Reactions of C5 and C6-sugars, cellulose, and lignocellulose under hot compressed water (HCW) in the presence of heterogeneous acid catalysts

The benefit of TiO2, ZrO2 and SO4–ZrO2 on the reactions of C5-sugar (xylose), C6-sugar (glucose), cellulose, and lignocellulose was studied in hot compressed water (HCW) at 473–673 K with an aim to produce furfural and 5-hydroxymethylfurfural (HMF). TiO2 and SO4–ZrO2 were found to active for hydrolysis and dehydration reactions producing high furfural and HMF yields with less by-products (i.e. glucose, fructose, xylose, and 1,6-anhydroglucose (AHG)) formation, whereas ZrO2 was highly active for isomerization reaction; thus significant amount of fructose was observed in the liquid product. antly, it was also found that the starting salt precursor, the sulfur-doping content (for SO4–ZrO2) and the calcination temperature strongly affected the catalyst reactivity. Catalysts prepared from the chloride-based precursors (i.e. ZrOCl2 and TiCl4) gained higher reactivity compared to those prepared from nitrate-based precursors (i.e. ZrO(NO3)2 and TiO(NO3)2) due to their greater acidity, according to the NH3- and CO2-TPD studies. For SO4–ZrO2, among the catalyst with sulfur contents of 0.75%, 1.8% and 2.5%, SO4–ZrO2 with 1.8% sulfur content presented the highest acidity and reactivity toward hydrolysis and dehydration reactions.

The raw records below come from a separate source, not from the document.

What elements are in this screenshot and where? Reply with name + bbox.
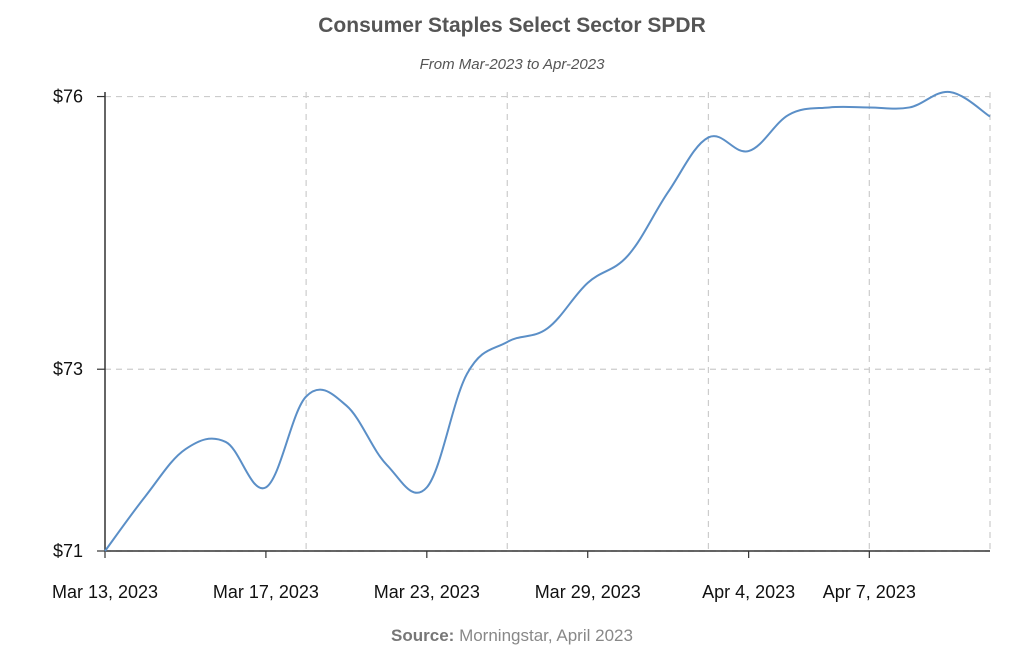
y-tick-label: $76 [53,87,83,107]
source-text: Morningstar, April 2023 [459,626,633,645]
x-tick-label: Mar 13, 2023 [52,582,158,602]
y-tick-label: $73 [53,359,83,379]
tick-labels: $71 $73 $76 Mar 13, 2023 Mar 17, 2023 Mar 23,… [52,87,916,602]
chart-subtitle: From Mar-2023 to Apr-2023 [419,56,605,73]
grid-lines [105,92,991,552]
axes [97,92,990,558]
price-line [104,90,991,552]
chart-title: Consumer Staples Select Sector SPDR [318,14,706,37]
series-lines [104,90,991,552]
x-tick-label: Apr 7, 2023 [823,582,916,602]
x-tick-label: Mar 23, 2023 [374,582,480,602]
x-tick-label: Mar 17, 2023 [213,582,319,602]
x-tick-label: Apr 4, 2023 [702,582,795,602]
y-tick-label: $71 [53,541,83,561]
source-label: Source: [391,626,455,645]
x-tick-label: Mar 29, 2023 [535,582,641,602]
chart-source: Source: Morningstar, April 2023 [0,626,1024,646]
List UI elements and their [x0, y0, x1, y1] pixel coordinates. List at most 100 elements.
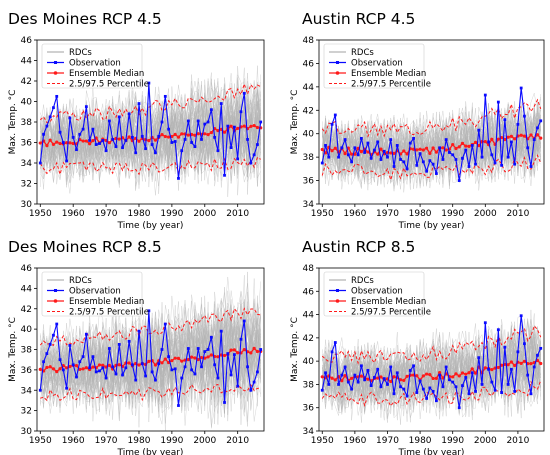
- observation-marker: [379, 158, 383, 161]
- y-tick-label: 38: [21, 118, 33, 128]
- observation-marker: [229, 373, 233, 377]
- observation-marker: [236, 384, 240, 388]
- observation-marker: [45, 124, 49, 128]
- observation-marker: [180, 376, 184, 380]
- observation-marker: [232, 353, 236, 356]
- y-axis-label: Max. Temp. °C: [8, 90, 18, 155]
- legend-label: RDCs: [69, 48, 92, 58]
- legend-box: [323, 271, 425, 317]
- percentile-lower-line: [40, 383, 261, 402]
- observation-marker: [356, 153, 360, 157]
- observation-marker: [373, 148, 376, 152]
- y-tick-label: 36: [21, 139, 33, 149]
- observation-marker: [487, 140, 490, 144]
- legend-label: 2.5/97.5 Percentile: [69, 308, 149, 318]
- observation-marker: [382, 377, 386, 381]
- observation-markers: [38, 81, 263, 180]
- observation-marker: [346, 153, 350, 157]
- observation-marker: [493, 161, 497, 165]
- y-tick-label: 34: [21, 159, 33, 169]
- median-marker: [470, 367, 474, 371]
- observation-marker: [392, 392, 396, 396]
- observation-marker: [52, 333, 55, 337]
- median-marker: [464, 144, 468, 148]
- observation-marker: [61, 141, 65, 144]
- observation-marker: [340, 146, 344, 150]
- median-marker: [483, 140, 487, 144]
- legend-swatch-observation-marker: [54, 289, 57, 292]
- x-tick-label: 2010: [506, 209, 529, 219]
- observation-marker: [382, 149, 386, 153]
- percentile-upper-line: [321, 98, 542, 138]
- observation-marker: [78, 132, 82, 136]
- observation-marker: [71, 135, 75, 139]
- median-marker: [513, 137, 517, 141]
- median-marker: [457, 374, 461, 378]
- observation-marker: [45, 352, 49, 355]
- observation-marker: [107, 119, 111, 123]
- observation-marker: [496, 328, 500, 332]
- x-tick-label: 2000: [474, 436, 497, 446]
- observation-marker: [457, 406, 461, 410]
- legend-swatch-observation-marker: [336, 289, 339, 292]
- legend-swatch-observation-marker: [336, 61, 339, 64]
- observation-marker: [327, 383, 331, 386]
- observation-marker: [343, 138, 347, 141]
- median-marker: [206, 133, 210, 137]
- rdc-series-line: [40, 291, 261, 405]
- observation-marker: [444, 365, 448, 369]
- observation-marker: [117, 115, 121, 119]
- median-marker: [58, 367, 62, 371]
- x-tick-label: 1960: [343, 436, 366, 446]
- observation-marker: [170, 368, 174, 372]
- observation-marker: [48, 343, 52, 346]
- y-tick-label: 42: [21, 305, 32, 315]
- observation-marker: [131, 135, 134, 139]
- legend-label: Observation: [69, 59, 121, 69]
- x-tick-label: 1970: [95, 436, 118, 446]
- x-tick-label: 2000: [193, 209, 216, 219]
- observation-marker: [190, 368, 194, 372]
- y-tick-label: 32: [21, 407, 32, 417]
- observation-marker: [58, 358, 62, 362]
- observation-marker: [216, 376, 220, 380]
- legend-label: Observation: [351, 287, 403, 297]
- median-marker: [163, 357, 167, 361]
- observation-marker: [448, 378, 451, 382]
- y-tick-label: 46: [303, 59, 315, 69]
- observation-marker: [134, 151, 138, 155]
- observation-marker: [252, 153, 256, 157]
- median-marker: [173, 132, 177, 137]
- y-tick-label: 44: [303, 83, 315, 93]
- observation-marker: [131, 363, 134, 367]
- observation-marker: [121, 373, 124, 377]
- y-tick-label: 38: [303, 380, 315, 390]
- panel-title: Des Moines RCP 4.5: [8, 10, 162, 28]
- observation-marker: [167, 355, 170, 359]
- median-marker: [460, 141, 465, 145]
- rdc-series-line: [322, 114, 541, 185]
- median-marker: [51, 367, 56, 371]
- y-tick-label: 42: [303, 334, 314, 344]
- median-marker: [255, 125, 260, 130]
- median-marker: [180, 132, 184, 136]
- percentile-upper-line: [321, 324, 542, 365]
- y-tick-label: 46: [21, 264, 33, 274]
- observation-marker: [513, 390, 517, 393]
- observation-marker: [144, 147, 147, 151]
- observation-marker: [193, 145, 197, 148]
- median-marker: [320, 147, 324, 152]
- observation-line: [39, 83, 262, 179]
- observation-marker: [114, 145, 118, 148]
- legend-swatch-median-marker: [335, 299, 340, 303]
- median-marker: [153, 363, 158, 367]
- y-tick-label: 44: [303, 311, 315, 321]
- observation-marker: [170, 141, 174, 144]
- observation-marker: [203, 122, 207, 126]
- observation-marker: [359, 364, 363, 368]
- observation-marker: [216, 149, 220, 153]
- median-marker: [343, 151, 347, 156]
- y-tick-label: 48: [303, 36, 315, 46]
- median-marker: [38, 367, 42, 371]
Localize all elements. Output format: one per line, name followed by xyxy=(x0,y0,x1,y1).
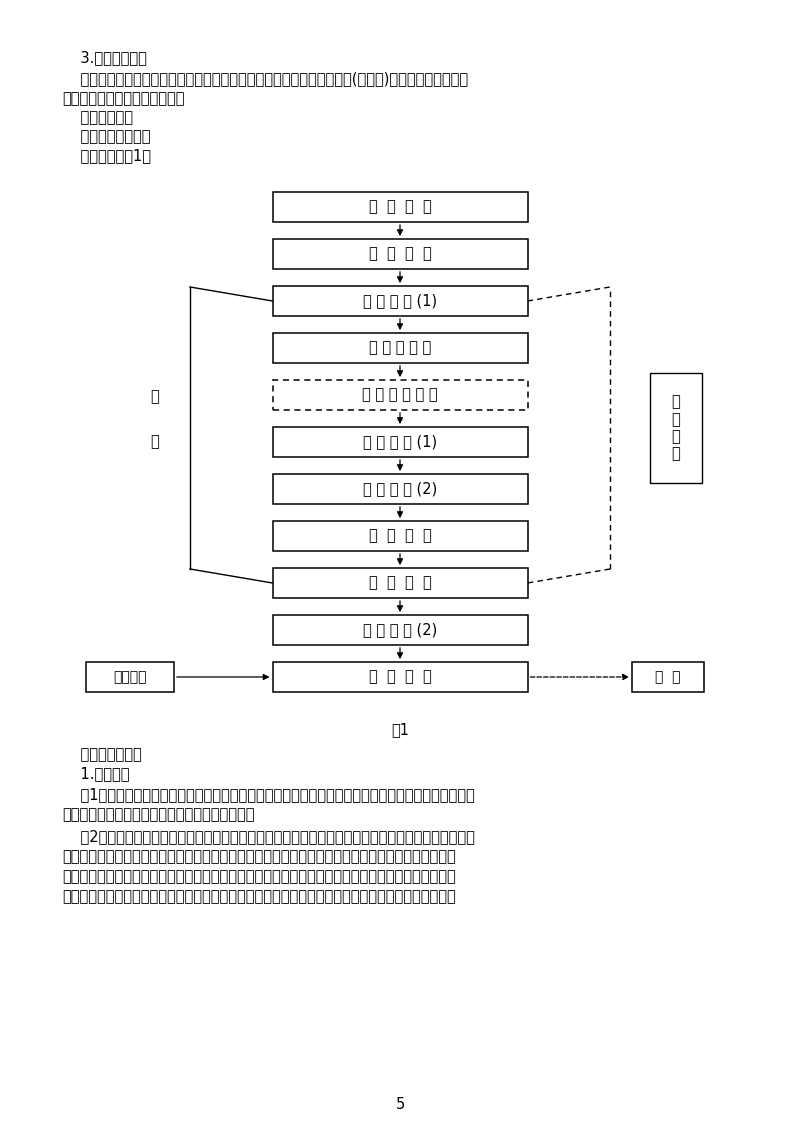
Text: 试: 试 xyxy=(150,389,159,404)
Bar xyxy=(273,286,527,316)
Bar xyxy=(273,192,527,222)
Bar xyxy=(273,568,527,598)
Bar xyxy=(632,662,704,692)
Text: 六、施工工艺: 六、施工工艺 xyxy=(62,110,133,125)
Text: 汇编资料: 汇编资料 xyxy=(114,670,146,684)
Text: 夯 后 检 验 (1): 夯 后 检 验 (1) xyxy=(363,435,437,449)
Text: 工  程  验  收: 工 程 验 收 xyxy=(369,669,431,685)
Text: 时可补勘核查夯前地质层次和各项物理力学指标。: 时可补勘核查夯前地质层次和各项物理力学指标。 xyxy=(62,807,254,822)
Bar xyxy=(273,333,527,363)
Text: （1）强夯区域或单位工程强夯范围内应有工程地质勘察点，包括地质柱状图及其物理力学指标，必要: （1）强夯区域或单位工程强夯范围内应有工程地质勘察点，包括地质柱状图及其物理力学… xyxy=(62,787,474,801)
Bar xyxy=(273,427,527,457)
Text: 放  样  定  位: 放 样 定 位 xyxy=(369,529,431,543)
Text: 5: 5 xyxy=(395,1097,405,1112)
Bar xyxy=(86,662,174,692)
Text: 施  工  准  备: 施 工 准 备 xyxy=(369,199,431,214)
Text: 3.其它辅助设备: 3.其它辅助设备 xyxy=(62,50,147,65)
Bar xyxy=(273,239,527,269)
Text: 施
工
监
测: 施 工 监 测 xyxy=(672,394,680,462)
Text: 最佳夯击能量有两种方法：一是埋设电阻式水压计测定夯坑下不同深度土层的孔隙水压力，当能量使加: 最佳夯击能量有两种方法：一是埋设电阻式水压计测定夯坑下不同深度土层的孔隙水压力，… xyxy=(62,849,456,864)
Bar xyxy=(273,615,527,645)
Text: （二）施工准备: （二）施工准备 xyxy=(62,747,142,762)
Text: 确 定 施 工 参 数: 确 定 施 工 参 数 xyxy=(362,387,438,403)
Text: 静力触探仪和静载试验设备等。: 静力触探仪和静载试验设备等。 xyxy=(62,91,185,106)
Text: 图1: 图1 xyxy=(391,722,409,737)
Text: 施 工 方 案 (2): 施 工 方 案 (2) xyxy=(363,481,437,497)
Text: （2）单点试夯，确定单点最佳夯击能量，能量影响有效范围和深度，孔隙水压力消散时间。确定单点: （2）单点试夯，确定单点最佳夯击能量，能量影响有效范围和深度，孔隙水压力消散时间… xyxy=(62,829,475,844)
Text: 试 验 性 施 工: 试 验 性 施 工 xyxy=(369,341,431,355)
Text: 正  式  施  工: 正 式 施 工 xyxy=(369,575,431,591)
Text: 夯  前  勘  察: 夯 前 勘 察 xyxy=(369,247,431,261)
Bar xyxy=(273,662,527,692)
Text: 固深度内孔隙水压力等于上层土密度与其厚度之积时，认为是最佳夯击能量；二是测定夯坑下沉体积与: 固深度内孔隙水压力等于上层土密度与其厚度之积时，认为是最佳夯击能量；二是测定夯坑… xyxy=(62,869,456,884)
Text: 补  夯: 补 夯 xyxy=(655,670,681,684)
Bar xyxy=(650,374,702,483)
Bar xyxy=(273,521,527,551)
Bar xyxy=(273,380,527,410)
Text: 夯 后 检 验 (2): 夯 后 检 验 (2) xyxy=(363,623,437,637)
Text: 夯: 夯 xyxy=(150,435,159,449)
Text: 工艺流程见图1。: 工艺流程见图1。 xyxy=(62,148,151,163)
Text: （一）工艺流程图: （一）工艺流程图 xyxy=(62,129,150,144)
Text: 1.夯前勘察: 1.夯前勘察 xyxy=(62,766,130,781)
Bar xyxy=(273,474,527,504)
Text: 自卸汽车、装载机、推土机、经纬仪、水平仪、核子密度仪、工程钻机(取样用)、轻型动力触探仪、: 自卸汽车、装载机、推土机、经纬仪、水平仪、核子密度仪、工程钻机(取样用)、轻型动… xyxy=(62,71,468,86)
Text: 施 工 方 案 (1): 施 工 方 案 (1) xyxy=(363,293,437,309)
Text: 坑侧土隆起体积之差，当能量使夯坑土下沉体积接近坑侧土隆起体积时，认为是最佳夯击能量，测出此: 坑侧土隆起体积之差，当能量使夯坑土下沉体积接近坑侧土隆起体积时，认为是最佳夯击能… xyxy=(62,889,456,904)
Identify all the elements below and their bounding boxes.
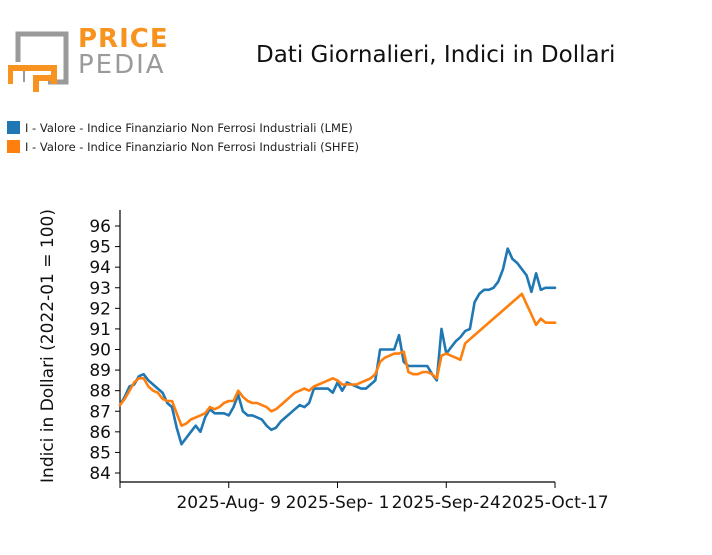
y-tick-label: 88 <box>89 382 111 402</box>
y-tick-label: 86 <box>89 423 111 443</box>
y-tick-label: 87 <box>89 402 111 422</box>
y-tick-label: 85 <box>89 443 111 463</box>
legend-swatch-lme <box>7 121 20 134</box>
series-line-lme <box>118 247 557 446</box>
logo-word-pedia: PEDIA <box>78 50 166 80</box>
x-tick-label: 2025-Sep- 1 <box>286 493 390 513</box>
pricepedia-logo <box>7 24 168 94</box>
chart-series <box>118 247 557 446</box>
legend-swatch-shfe <box>7 140 20 153</box>
y-tick-label: 94 <box>89 258 111 278</box>
logo-mark <box>7 31 69 92</box>
y-tick-label: 95 <box>89 238 111 258</box>
x-tick-label: 2025-Aug- 9 <box>176 493 281 513</box>
x-tick-label: 2025-Oct-17 <box>501 493 608 513</box>
chart-legend: I - Valore - Indice Finanziario Non Ferr… <box>7 118 359 156</box>
y-tick-label: 89 <box>89 361 111 381</box>
y-tick-label: 96 <box>89 217 111 237</box>
y-tick-label: 84 <box>89 464 111 484</box>
legend-item-lme[interactable]: I - Valore - Indice Finanziario Non Ferr… <box>7 118 359 137</box>
chart-title: Dati Giornalieri, Indici in Dollari <box>256 42 616 68</box>
legend-label-lme: I - Valore - Indice Finanziario Non Ferr… <box>25 120 353 135</box>
y-tick-label: 91 <box>89 320 111 340</box>
legend-label-shfe: I - Valore - Indice Finanziario Non Ferr… <box>25 139 359 154</box>
legend-item-shfe[interactable]: I - Valore - Indice Finanziario Non Ferr… <box>7 137 359 156</box>
y-tick-label: 93 <box>89 279 111 299</box>
series-line-shfe <box>118 292 557 428</box>
logo-word-price: PRICE <box>78 24 169 54</box>
y-axis-label: Indici in Dollari (2022-01 = 100) <box>38 209 58 483</box>
y-tick-label: 92 <box>89 299 111 319</box>
y-tick-label: 90 <box>89 341 111 361</box>
x-tick-label: 2025-Sep-24 <box>392 493 501 513</box>
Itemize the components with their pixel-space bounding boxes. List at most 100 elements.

It is noted that the suitable calcination temperature for all catalysts was at 773 K; the XRD patterns revealed that different portions of phase formation was observed over catalysts with different calcination temperatures i.e. anatase/rutile for TiO2 and monoclinic/tetragonal for ZrO2 and SO4–ZrO2; the portion of these phase formations obviously affected the acidity–basicity of catalyst and thus the catalyst reactivity.